Menikmati Pekatnya Hutan Jati (Edisi NR)

Tgl 8 Juli malam, berhubung besoknya adalah hari pencoblosan pilpres, kami manfaatkan untuk gowes malam alias NR yg sudah lama tidak kami lakoni. Sebagian member Mentari69 mendapat mandat dari Pak RT untuk membuat tenda pemilu (TPS), akhirnya hanya 4 orang yg ikut (Om Feri, Om Ijo, Om Gunpar dan saya sendiri). Saya sendiri masih dalam kondisi flu berat disertai radang tenggorokan, pikir saya dengan gowes malam mungkin bisa menguranginya. Kami sepakat mengikuti jalur gowes tongsis, salah satu acara Cikarang MTB dalam rangka ultah AA Bike, yg pernah kami ikuti sebelumnya. Ada sensasi tersendiri yg membuat kami memutuskan untuk mengikuti jalur ini. Berangkat jam 9 malam, menuju kalimalang, lalu belok kiri di pintu gerbang perumahan Cikarang Baru. Selanjutnya kami menuju kolong Tol desa Cibatu. Lorong yg kecil dan gelap sangat menantang untuk dimasuki setelah sebelumnya melewati jalanan perkampungan penduduk. Sensasi gowes di kegelapan memang sangat terasa bedanya dibandingkan gowes siang hari. Sulit untuk diceritakan kalau tidak mengalaminya sendiri. Tepat di tengah lorong, kami sempat narsis sebentar.


Perjalanan dilanjutkan menuju Lippo Cikarang melewati jalan kampong yg gelap gulita hanya terang jika ada motor yg lewat. Tak lama berselang kami memasuki perumahan Ellysium lippo cikarang dilanjutkan menuju Desa Cicau melalui jalur klasik Cicau. Tanjakan yg sudah sering kami lewati sedikit berbeda rasanya saat digowes malam-malam. Kehati-hatian lebih dibutuhkan saat gowes malam yg hanya mengandalkan kelap-kelip lampu sepeda. Setelah melewati kantor Desa Cicau, perjalanan dilanjutkan menuju hutan jati jalur tongsis. Sebelumnya kami harus lewati tanjakan emen, entah kenapa dinamai demikian, yg gelap gulita dikiri-kanan dipenuhi pohon bambu yg lebat, semakin menambah kegelapan tanjakan tersebut. Di sini tak satupun dari kami yg sanggup melewatinya tampa menuntun sepeda, tanjakan yg curam serta berbatu dan lumpur menjadi alasannya. Siang haripun saat gowes tongsis sebelumnya jarang yg bisa lewat tanpa menuntun sepeda.

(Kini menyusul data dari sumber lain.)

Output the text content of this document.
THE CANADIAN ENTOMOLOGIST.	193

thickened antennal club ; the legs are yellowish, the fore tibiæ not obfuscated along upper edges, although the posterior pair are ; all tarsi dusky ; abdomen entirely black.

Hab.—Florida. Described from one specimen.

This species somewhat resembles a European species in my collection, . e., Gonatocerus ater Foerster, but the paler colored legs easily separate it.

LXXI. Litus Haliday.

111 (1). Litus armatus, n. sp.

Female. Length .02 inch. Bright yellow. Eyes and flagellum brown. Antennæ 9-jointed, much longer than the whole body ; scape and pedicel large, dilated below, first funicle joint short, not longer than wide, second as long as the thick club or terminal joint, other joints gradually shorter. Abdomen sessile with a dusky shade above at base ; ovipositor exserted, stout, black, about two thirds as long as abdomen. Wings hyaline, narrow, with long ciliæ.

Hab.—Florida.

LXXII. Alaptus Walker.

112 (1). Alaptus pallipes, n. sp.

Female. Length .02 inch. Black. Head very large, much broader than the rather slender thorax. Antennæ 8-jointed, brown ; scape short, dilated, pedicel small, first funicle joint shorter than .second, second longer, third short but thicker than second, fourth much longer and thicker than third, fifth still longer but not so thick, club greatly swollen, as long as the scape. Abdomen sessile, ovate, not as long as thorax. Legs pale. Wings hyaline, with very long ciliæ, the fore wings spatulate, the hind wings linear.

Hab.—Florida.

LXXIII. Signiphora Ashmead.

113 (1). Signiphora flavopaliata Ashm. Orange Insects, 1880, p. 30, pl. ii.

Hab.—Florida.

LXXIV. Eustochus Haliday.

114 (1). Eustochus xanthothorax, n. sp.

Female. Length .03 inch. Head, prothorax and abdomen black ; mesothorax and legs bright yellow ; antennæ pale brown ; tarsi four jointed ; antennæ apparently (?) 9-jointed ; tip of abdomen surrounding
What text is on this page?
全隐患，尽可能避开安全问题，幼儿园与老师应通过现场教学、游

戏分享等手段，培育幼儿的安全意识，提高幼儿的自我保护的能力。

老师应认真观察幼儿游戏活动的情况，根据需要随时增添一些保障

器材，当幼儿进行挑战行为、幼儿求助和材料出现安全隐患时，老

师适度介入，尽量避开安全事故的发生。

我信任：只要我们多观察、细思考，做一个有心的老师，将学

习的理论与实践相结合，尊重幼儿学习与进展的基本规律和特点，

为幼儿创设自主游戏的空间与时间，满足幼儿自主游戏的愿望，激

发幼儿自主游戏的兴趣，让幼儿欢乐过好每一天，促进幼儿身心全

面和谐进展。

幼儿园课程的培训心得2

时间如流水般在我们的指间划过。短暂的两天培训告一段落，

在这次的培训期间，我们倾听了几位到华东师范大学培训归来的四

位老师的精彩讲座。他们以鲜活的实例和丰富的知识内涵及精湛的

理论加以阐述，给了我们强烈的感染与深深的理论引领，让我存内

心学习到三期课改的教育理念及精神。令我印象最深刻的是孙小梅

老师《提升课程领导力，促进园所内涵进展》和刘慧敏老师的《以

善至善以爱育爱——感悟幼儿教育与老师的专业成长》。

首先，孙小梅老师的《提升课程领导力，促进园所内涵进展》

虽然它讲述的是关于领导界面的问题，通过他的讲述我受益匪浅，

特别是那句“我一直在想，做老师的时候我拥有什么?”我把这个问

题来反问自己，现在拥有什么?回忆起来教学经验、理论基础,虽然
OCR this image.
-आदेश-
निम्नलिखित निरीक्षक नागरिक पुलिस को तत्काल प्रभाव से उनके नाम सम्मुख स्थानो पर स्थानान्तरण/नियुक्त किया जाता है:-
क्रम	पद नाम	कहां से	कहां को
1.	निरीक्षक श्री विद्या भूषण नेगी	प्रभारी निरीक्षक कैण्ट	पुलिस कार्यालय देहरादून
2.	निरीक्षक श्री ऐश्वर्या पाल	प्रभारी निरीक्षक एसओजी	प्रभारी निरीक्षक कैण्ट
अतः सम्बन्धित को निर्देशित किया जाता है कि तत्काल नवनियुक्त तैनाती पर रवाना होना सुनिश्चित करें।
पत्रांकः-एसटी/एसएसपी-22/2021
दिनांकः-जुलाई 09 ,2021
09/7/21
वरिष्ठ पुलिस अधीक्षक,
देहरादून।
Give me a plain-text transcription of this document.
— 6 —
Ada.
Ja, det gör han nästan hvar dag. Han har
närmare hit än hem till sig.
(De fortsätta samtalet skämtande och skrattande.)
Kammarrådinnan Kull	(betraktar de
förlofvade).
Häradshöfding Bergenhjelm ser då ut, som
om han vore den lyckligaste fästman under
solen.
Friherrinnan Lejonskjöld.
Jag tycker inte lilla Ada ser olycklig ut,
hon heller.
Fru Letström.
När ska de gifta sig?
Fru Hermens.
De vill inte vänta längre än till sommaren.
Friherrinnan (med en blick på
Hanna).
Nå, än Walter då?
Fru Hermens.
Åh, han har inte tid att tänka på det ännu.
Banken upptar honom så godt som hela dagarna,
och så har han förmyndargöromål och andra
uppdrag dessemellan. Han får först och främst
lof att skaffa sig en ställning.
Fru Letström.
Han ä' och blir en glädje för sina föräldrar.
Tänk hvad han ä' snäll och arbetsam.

Dari sini kami lanjutkan perjalanan menuju daerah Desa Cilangkara. Banyak penduduk desa yg sepertinya heran melihat kami gowes malam-malam, terlihat dari pandangan mereka,  seperti kurang kerjaan, mungkin itu yg ada di pikiran mereka. Yg ditunggu-tunggu akhirnya tiba juga saat kami sampai di depan pagar hutan jati setelah menempuh perjalanan sekitar satu setengah jam. Daerah ini  sepertinya masuk daerah Desa pasir kupang. Sempat kecewa karena pintu pagar terkunci, dan terpikir untuk meloncati pagar dengan ujungnya yg runcing, ternyata tak jauh di sebelah pagar ada celah untuk masuk sepeda. Di depan hutan jati ini terdapat sebuah pos ronda untuk penjaga hutan, di sini kami sempat kembali bernarsis ria. Puncak sensasi bersepeda kami mulai saat memasuki hutan jati nan gelap gulita. Melewati jalan setapak ada sedikit rasa takut akan gelapnya hutan sekaligus penasaran untuk memasukinya. Tak seperti biasanya, kali ini kami berempat kompak gowes berdekatan tanpa ada yg menyuruh. Om Ijo di depan diikuti Om Feri, Om Gunpar, dan saya paling belakang. Hutan jati ini panjangnya sekitar satu kiloan saja tetapi terasa panjang saat digowes tengah malam. Saat itu jam sudah menunjukkan pukul 11 malam, cukup larut untuk menggowes. Mata yg sebelumnya mulai ngantuk langsung terjaga kembali saat melalui hutan tersebut. Tanjakan sedang di tengah hutan dilewati dengan kecepatan tinggi, tenaga sepertinya berlipat lebih dari biasanya. Itulah puncak sensasi bersepeda kami malam itu.


Keluar dari hutan jati, kami memasuki jalan desa Pasir Kupang. Saat sampai di pasar desa, kami berhenti untuk istirahat sambal menikmati buah melon yg kami beli. Terasa sangat menyegarkan, nikmat, dan maknyuss. Selesai menyantap melon, kami lanjutkan perjalanan menuju kawasan industri KIIC sebelum kembali ke rumah di Cikarang baru tepat pukul 12 malam setelah menempuh 36 km perjalanan. Demikian sedikit cerita dari gowes NR jalur Tongsis, mudah-mudahan bisa dijadikan referensi goweser lainnya yg tertarik untuk mengulanginya.